Let \((M, g_0)\) be a closed, connected Riemann surface endowed with a smooth metric \(g_0\). A classical problem in differential geometry is the question if there exists a constant Gauss curvature metric \(g = e^{2u}g_0\) on \(M\). By the Uniformisation Theorem we know that this question has a positive answer. Therefore we can expand the problem in two directions: one option is to consider a family of metrics \(g(t)\) such that over time the curvature \(K_{g(t)}\) will be uniformly distributed over the manifold and so \(g(t)\) converges (in the best case) to \(\bar{g}\) (the so-called normalized Ricci flow). Motivated by other geometric flows we can observe if in this case non-uniqueness through reverse bubbling may occur, see [1]. The other option we can investigate is which smooth functions \(f : M \to \mathbb{R}\) arise as the Gauss curvature \(K_g\) of a conformal metric \(g = e^{2u}g_0\) on \(M\) and to characterize the set of all such metrics with \(K_g = f\).
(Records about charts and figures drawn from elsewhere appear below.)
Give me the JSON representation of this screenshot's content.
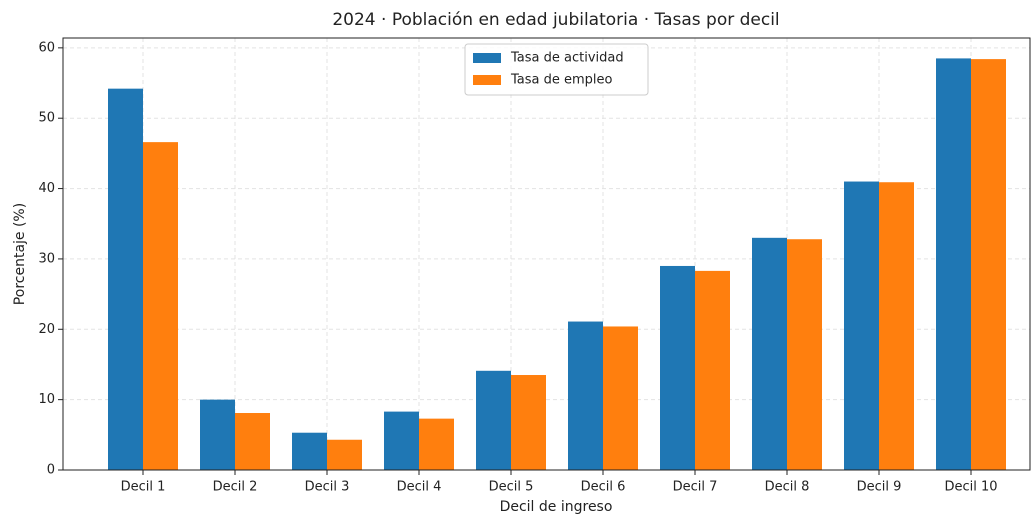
{
  "chart_data": {
    "type": "bar",
    "title": "2024 · Población en edad jubilatoria · Tasas por decil",
    "x_label": "Decil de ingreso",
    "y_label": "Porcentaje (%)",
    "categories": [
      "Decil 1",
      "Decil 2",
      "Decil 3",
      "Decil 4",
      "Decil 5",
      "Decil 6",
      "Decil 7",
      "Decil 8",
      "Decil 9",
      "Decil 10"
    ],
    "series": [
      {
        "name": "Tasa de actividad",
        "color": "#1f77b4",
        "values": [
          54.2,
          10.0,
          5.3,
          8.3,
          14.1,
          21.1,
          29.0,
          33.0,
          41.0,
          58.5
        ]
      },
      {
        "name": "Tasa de empleo",
        "color": "#ff7f0e",
        "values": [
          46.6,
          8.1,
          4.3,
          7.3,
          13.5,
          20.4,
          28.3,
          32.8,
          40.9,
          58.4
        ]
      }
    ],
    "ylim": [
      0,
      61.4
    ],
    "yticks": [
      0,
      10,
      20,
      30,
      40,
      50,
      60
    ],
    "grid": true,
    "legend": "upper center"
  }
}
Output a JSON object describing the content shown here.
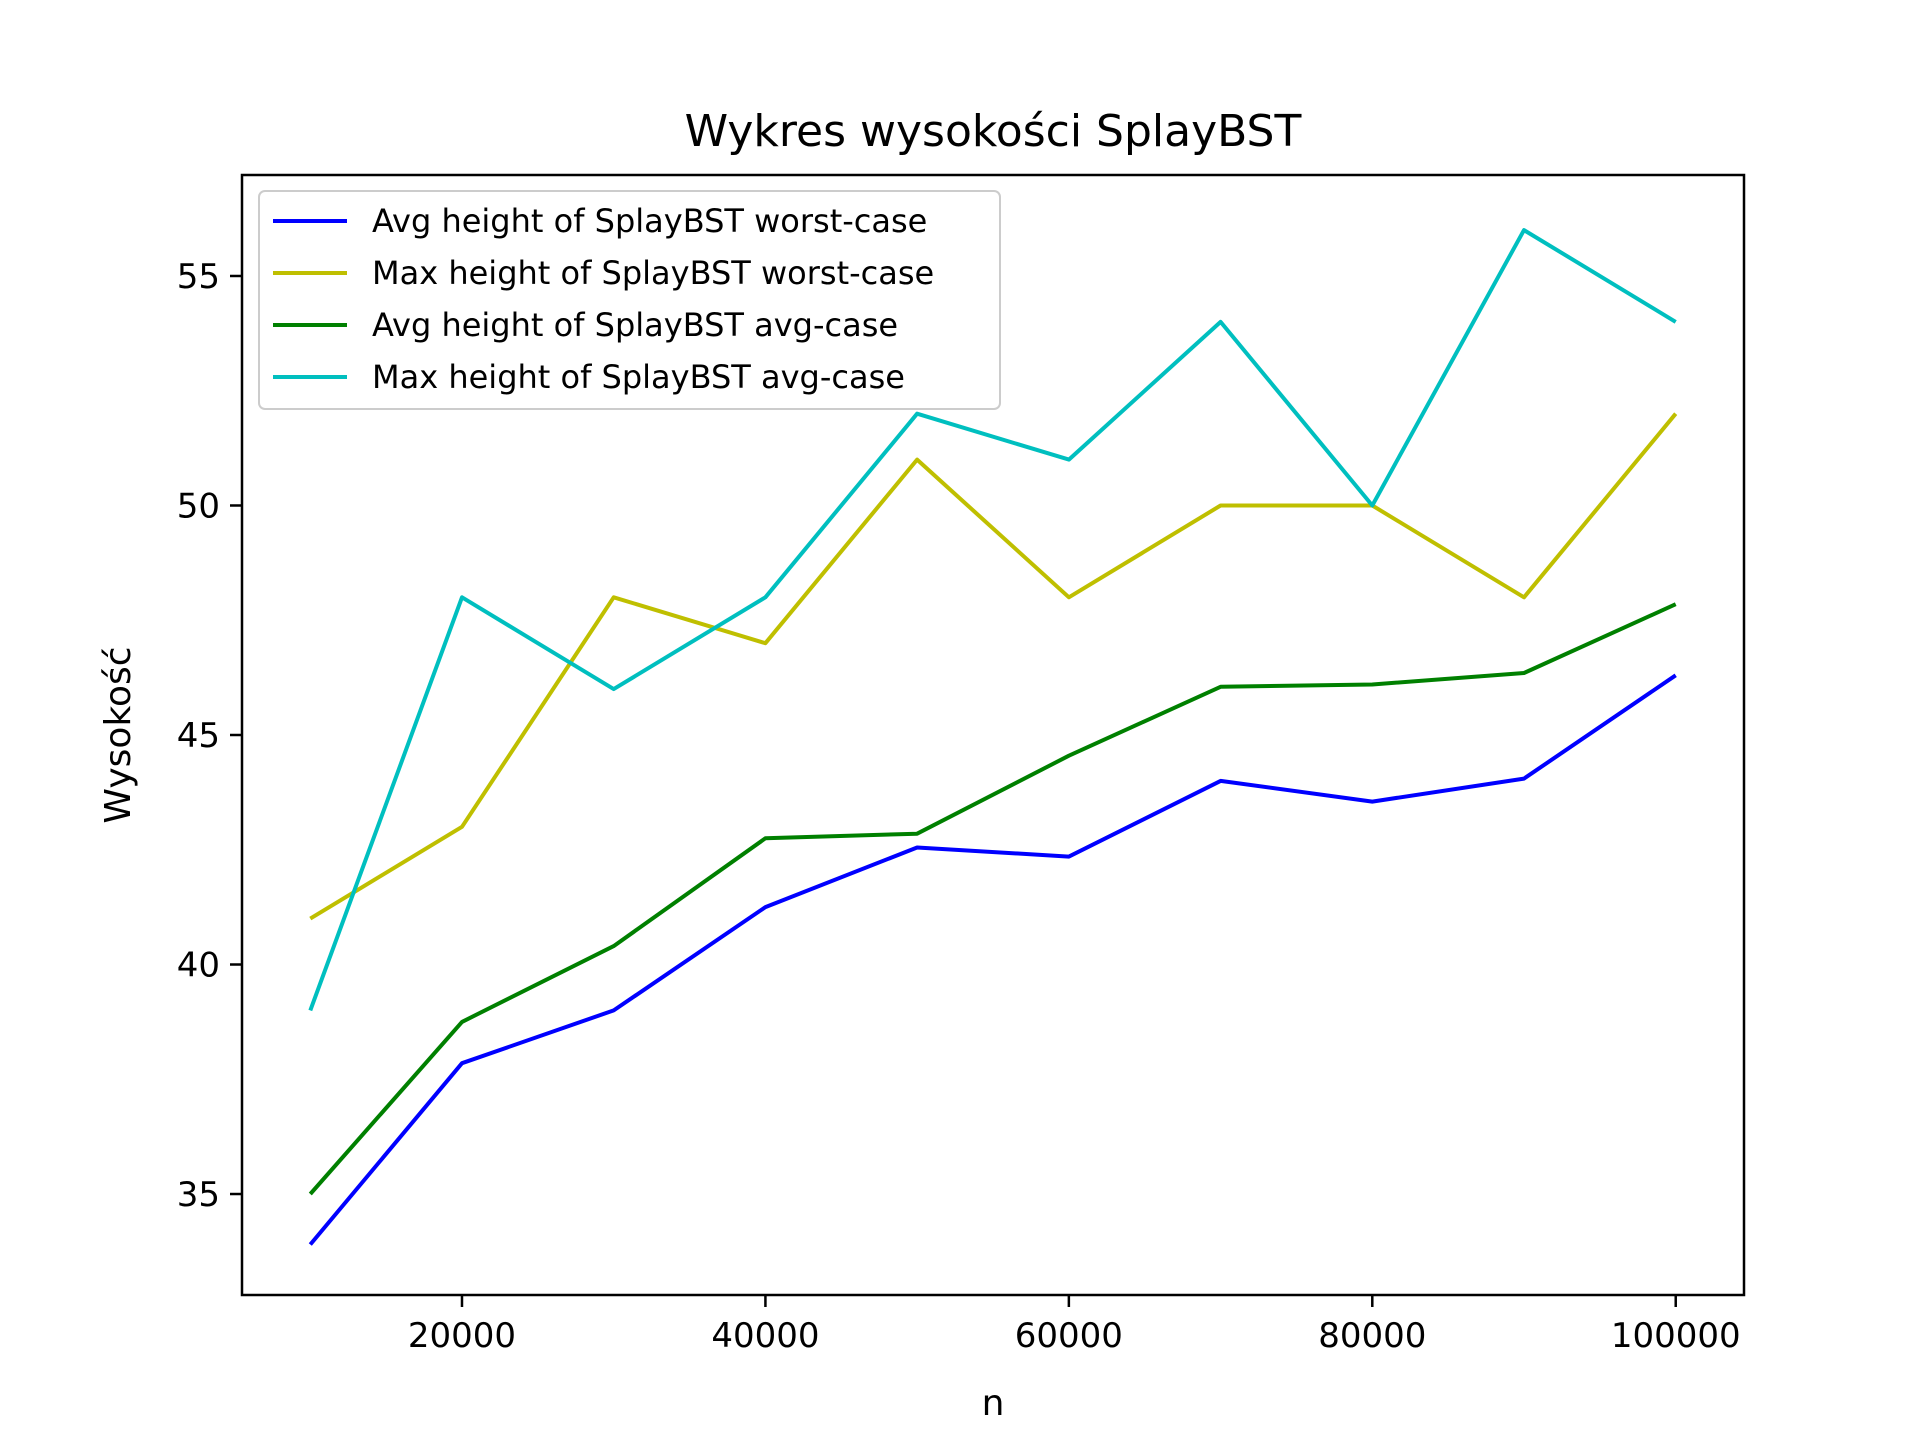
{
  "chart_data": {
    "type": "line",
    "title": "Wykres wysokości SplayBST",
    "xlabel": "n",
    "ylabel": "Wysokość",
    "x": [
      10000,
      20000,
      30000,
      40000,
      50000,
      60000,
      70000,
      80000,
      90000,
      100000
    ],
    "xlim": [
      5500,
      104500
    ],
    "ylim": [
      32.8,
      57.2
    ],
    "xticks": [
      20000,
      40000,
      60000,
      80000,
      100000
    ],
    "yticks": [
      35,
      40,
      45,
      50,
      55
    ],
    "grid": false,
    "legend_position": "top-left",
    "series": [
      {
        "name": "Avg height of SplayBST worst-case",
        "color": "#0000ff",
        "values": [
          33.9,
          37.85,
          39.0,
          41.25,
          42.55,
          42.35,
          44.0,
          43.55,
          44.05,
          46.3
        ]
      },
      {
        "name": "Max height of SplayBST worst-case",
        "color": "#bfbf00",
        "values": [
          41,
          43,
          48,
          47,
          51,
          48,
          50,
          50,
          48,
          52
        ]
      },
      {
        "name": "Avg height of SplayBST avg-case",
        "color": "#008000",
        "values": [
          35.0,
          38.75,
          40.4,
          42.75,
          42.85,
          44.55,
          46.05,
          46.1,
          46.35,
          47.85
        ]
      },
      {
        "name": "Max height of SplayBST avg-case",
        "color": "#00bfbf",
        "values": [
          39,
          48,
          46,
          48,
          52,
          51,
          54,
          50,
          56,
          54
        ]
      }
    ]
  }
}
For the case where \((M, g_0)\) is a closed Riemann surface of \(genus (M) > 1\) and \(f_0\) is a smooth, non-constant function with \(\max_{p\in M} f_0(p) = 0\) such that all of whose maximum points are non-degenerate, Ding-Liu [3] showed that for sufficiently small \(\lambda > 0\) there exist at least two distinct conformal metrics \(g_{\lambda} = e^{2u_\lambda}g_0\), \(g^{\lambda} = e^{2u^{\lambda}}g_0\) of Gauss curvature \(K_{g_{\lambda}} = K_{g^{\lambda}} = f_0 + \lambda\), where \(u_{\lambda}\) is a relative minimiser of the associated variational integral and where \(u^{\lambda} \neq u_{\lambda}\) is a further critical point not of minimum type. In [2], by means of a more refined mountain-pass technique we obtain additional estimates for the "large" solutions \(u^{\lambda}\) that allow to characterize their "bubbling behavior" as \(\lambda \downarrow 0\).
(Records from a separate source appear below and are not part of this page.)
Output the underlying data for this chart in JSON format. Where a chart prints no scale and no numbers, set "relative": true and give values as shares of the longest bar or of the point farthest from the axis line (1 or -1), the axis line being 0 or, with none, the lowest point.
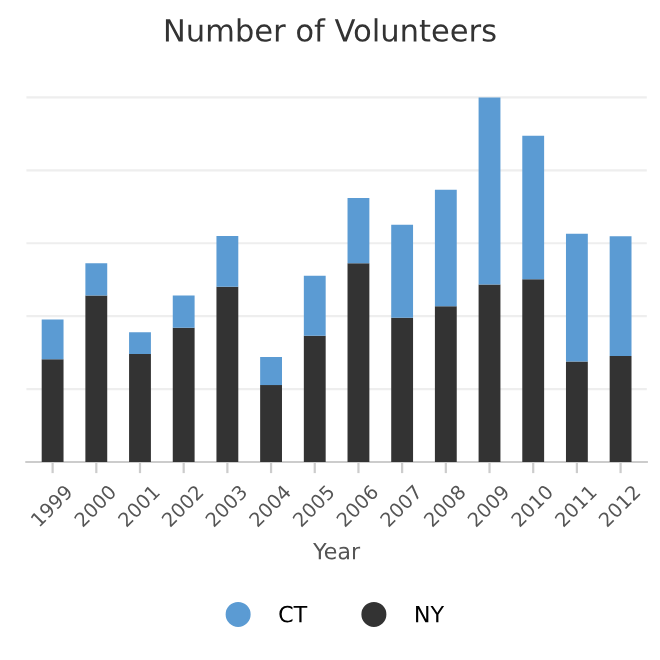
{
  "chart_data": {
    "type": "bar",
    "title": "Number of Volunteers",
    "xlabel": "Year",
    "relative": true,
    "stacked": true,
    "grid": "y",
    "legend": "bottom",
    "categories": [
      "1999",
      "2000",
      "2001",
      "2002",
      "2003",
      "2004",
      "2005",
      "2006",
      "2007",
      "2008",
      "2009",
      "2010",
      "2011",
      "2012"
    ],
    "series": [
      {
        "name": "NY",
        "color": "#333333",
        "values": [
          0.282,
          0.457,
          0.296,
          0.368,
          0.481,
          0.211,
          0.346,
          0.545,
          0.396,
          0.427,
          0.487,
          0.501,
          0.276,
          0.291
        ]
      },
      {
        "name": "CT",
        "color": "#5b9bd3",
        "values": [
          0.109,
          0.088,
          0.06,
          0.089,
          0.139,
          0.077,
          0.165,
          0.179,
          0.255,
          0.32,
          0.513,
          0.394,
          0.35,
          0.328
        ]
      }
    ]
  }
}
The second part is a joint work with Luca Galimberti (University of Oslo, Norway) and Michael Struwe (ETH Zurich, Switzerland).

References.

[1]  F. Borer. Uniqueness of Weak Solutions for the Normalised Ricci Flow in Two Dimensions. Calculus of Variations and Partial Differential Equations, 55:4:1-14, 2016.
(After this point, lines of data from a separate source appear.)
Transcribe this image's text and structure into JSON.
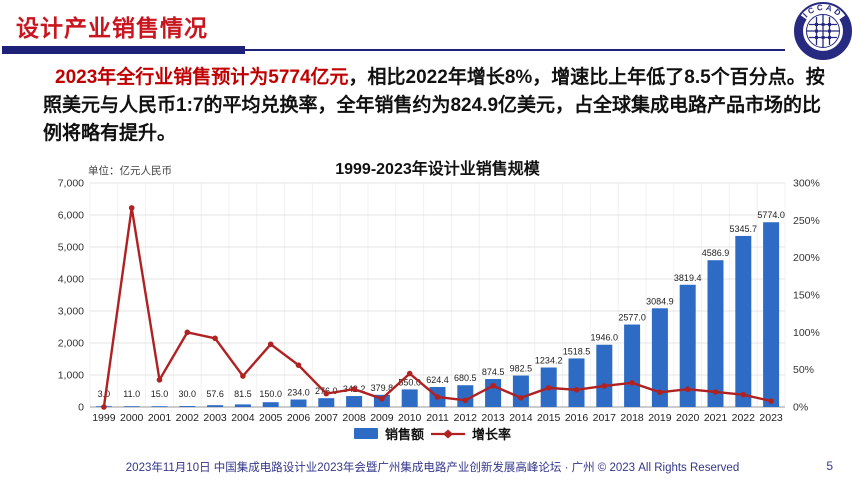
{
  "header": {
    "title": "设计产业销售情况"
  },
  "logo": {
    "label": "ICCAD"
  },
  "paragraph": {
    "highlight": "2023年全行业销售预计为5774亿元",
    "rest": "，相比2022年增长8%，增速比上年低了8.5个百分点。按照美元与人民币1:7的平均兑换率，全年销售约为824.9亿美元，占全球集成电路产品市场的比例将略有提升。"
  },
  "chart_data": {
    "type": "bar+line",
    "title": "1999-2023年设计业销售规模",
    "unit_label": "单位：亿元人民币",
    "categories": [
      "1999",
      "2000",
      "2001",
      "2002",
      "2003",
      "2004",
      "2005",
      "2006",
      "2007",
      "2008",
      "2009",
      "2010",
      "2011",
      "2012",
      "2013",
      "2014",
      "2015",
      "2016",
      "2017",
      "2018",
      "2019",
      "2020",
      "2021",
      "2022",
      "2023"
    ],
    "series": [
      {
        "name": "销售额",
        "type": "bar",
        "axis": "left",
        "color": "#2e6bc5",
        "values": [
          3.0,
          11.0,
          15.0,
          30.0,
          57.6,
          81.5,
          150.0,
          234.0,
          276.0,
          342.2,
          379.8,
          550.0,
          624.4,
          680.5,
          874.5,
          982.5,
          1234.2,
          1518.5,
          1946.0,
          2577.0,
          3084.9,
          3819.4,
          4586.9,
          5345.7,
          5774.0
        ],
        "labels": [
          "3.0",
          "11.0",
          "15.0",
          "30.0",
          "57.6",
          "81.5",
          "150.0",
          "234.0",
          "276.0",
          "342.2",
          "379.8",
          "550.0",
          "624.4",
          "680.5",
          "874.5",
          "982.5",
          "1234.2",
          "1518.5",
          "1946.0",
          "2577.0",
          "3084.9",
          "3819.4",
          "4586.9",
          "5345.7",
          "5774.0"
        ]
      },
      {
        "name": "增长率",
        "type": "line",
        "axis": "right",
        "color": "#b02222",
        "values_pct": [
          0,
          266.7,
          36.4,
          100.0,
          92.0,
          41.5,
          84.0,
          56.0,
          17.9,
          24.0,
          11.0,
          44.8,
          13.5,
          9.0,
          28.5,
          12.3,
          25.6,
          23.0,
          28.2,
          32.4,
          19.7,
          23.8,
          20.1,
          16.5,
          8.0
        ]
      }
    ],
    "left_axis": {
      "min": 0,
      "max": 7000,
      "step": 1000
    },
    "right_axis": {
      "min": 0,
      "max": 300,
      "step": 50,
      "suffix": "%"
    },
    "grid": true,
    "legend_position": "bottom"
  },
  "footer": {
    "text": "2023年11月10日 中国集成电路设计业2023年会暨广州集成电路产业创新发展高峰论坛 · 广州 © 2023 All Rights Reserved",
    "page": "5"
  },
  "colors": {
    "accent_red": "#c8151e",
    "navy": "#1d2177",
    "bar_blue": "#2e6bc5",
    "line_red": "#b02222"
  }
}
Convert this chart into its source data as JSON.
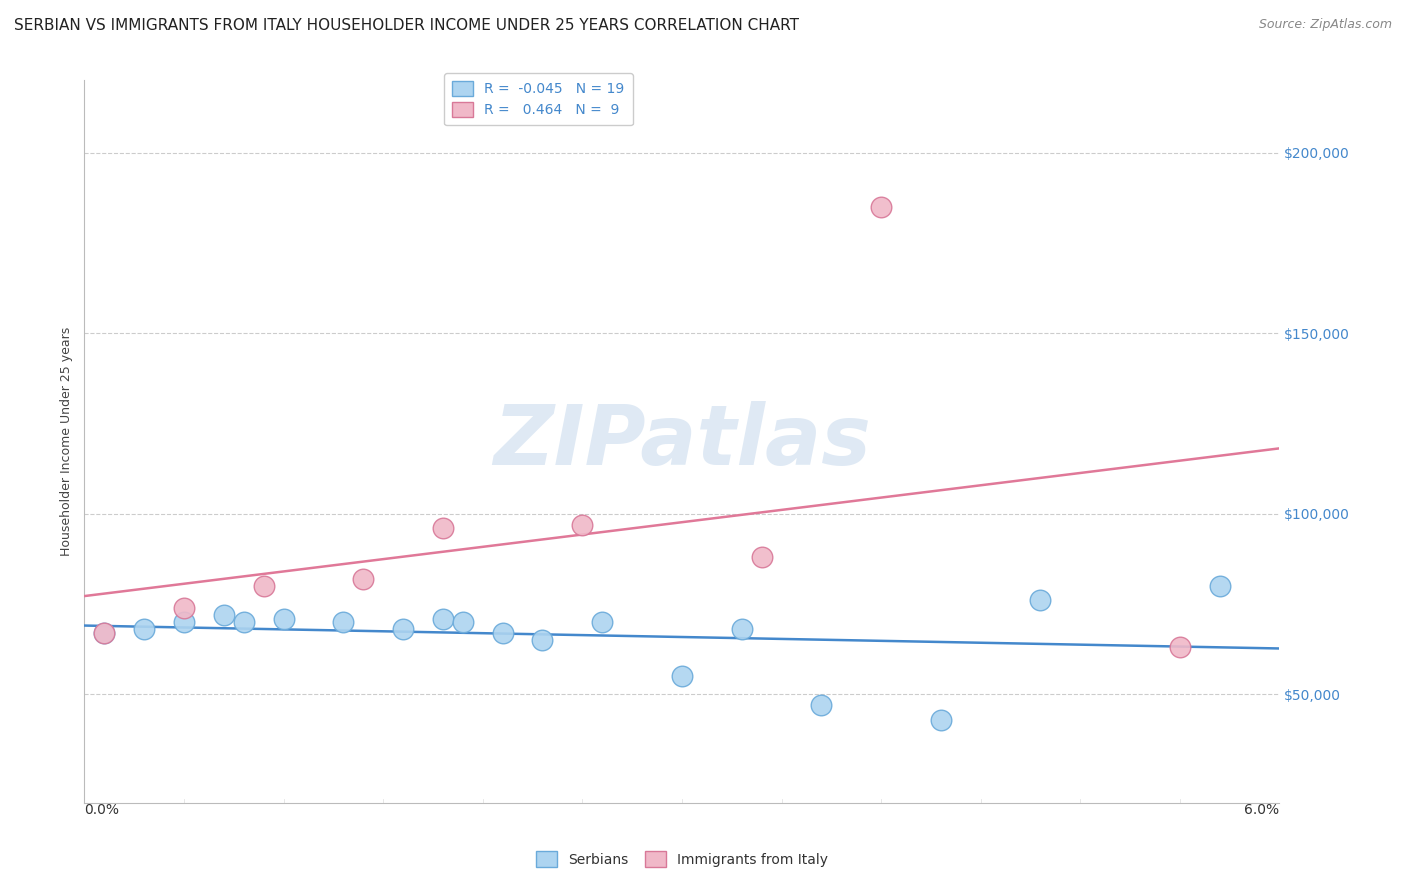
{
  "title": "SERBIAN VS IMMIGRANTS FROM ITALY HOUSEHOLDER INCOME UNDER 25 YEARS CORRELATION CHART",
  "source": "Source: ZipAtlas.com",
  "ylabel": "Householder Income Under 25 years",
  "xlim": [
    0.0,
    0.06
  ],
  "ylim": [
    20000,
    220000
  ],
  "yticks": [
    50000,
    100000,
    150000,
    200000
  ],
  "ytick_labels": [
    "$50,000",
    "$100,000",
    "$150,000",
    "$200,000"
  ],
  "background_color": "#ffffff",
  "watermark_text": "ZIPatlas",
  "serbians": {
    "color": "#add4f0",
    "edge_color": "#6aaada",
    "R": -0.045,
    "N": 19,
    "x": [
      0.001,
      0.003,
      0.005,
      0.007,
      0.008,
      0.01,
      0.013,
      0.016,
      0.018,
      0.019,
      0.021,
      0.023,
      0.026,
      0.03,
      0.033,
      0.037,
      0.043,
      0.048,
      0.057
    ],
    "y": [
      67000,
      68000,
      70000,
      72000,
      70000,
      71000,
      70000,
      68000,
      71000,
      70000,
      67000,
      65000,
      70000,
      55000,
      68000,
      47000,
      43000,
      76000,
      80000
    ]
  },
  "italy": {
    "color": "#f0b8c8",
    "edge_color": "#d87898",
    "R": 0.464,
    "N": 9,
    "x": [
      0.001,
      0.005,
      0.009,
      0.014,
      0.018,
      0.025,
      0.034,
      0.04,
      0.055
    ],
    "y": [
      67000,
      74000,
      80000,
      82000,
      96000,
      97000,
      88000,
      185000,
      63000
    ]
  },
  "line_serbian_color": "#4488cc",
  "line_italy_color": "#e07898",
  "title_fontsize": 11,
  "source_fontsize": 9,
  "axis_label_fontsize": 9,
  "tick_fontsize": 10,
  "legend_fontsize": 10,
  "legend_text_color": "#4488cc",
  "tick_color": "#4488cc"
}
[2]  F. Borer and L. Galimberti and M. Struwe, "Large" conformal Metrics of prescribed Gauss Curvature on Surfaces of higher Genus. Commentarii Mathematici Helvetici, 90:2:407-428, 2015.

[3]  W.-Y. Ding and J.-Q. Liu. A Note on the Problem of Prescribing Gaussian Curvature on Surfaces. Transactions of the American Mathematical Society, 347:3:1059-1066, 1995.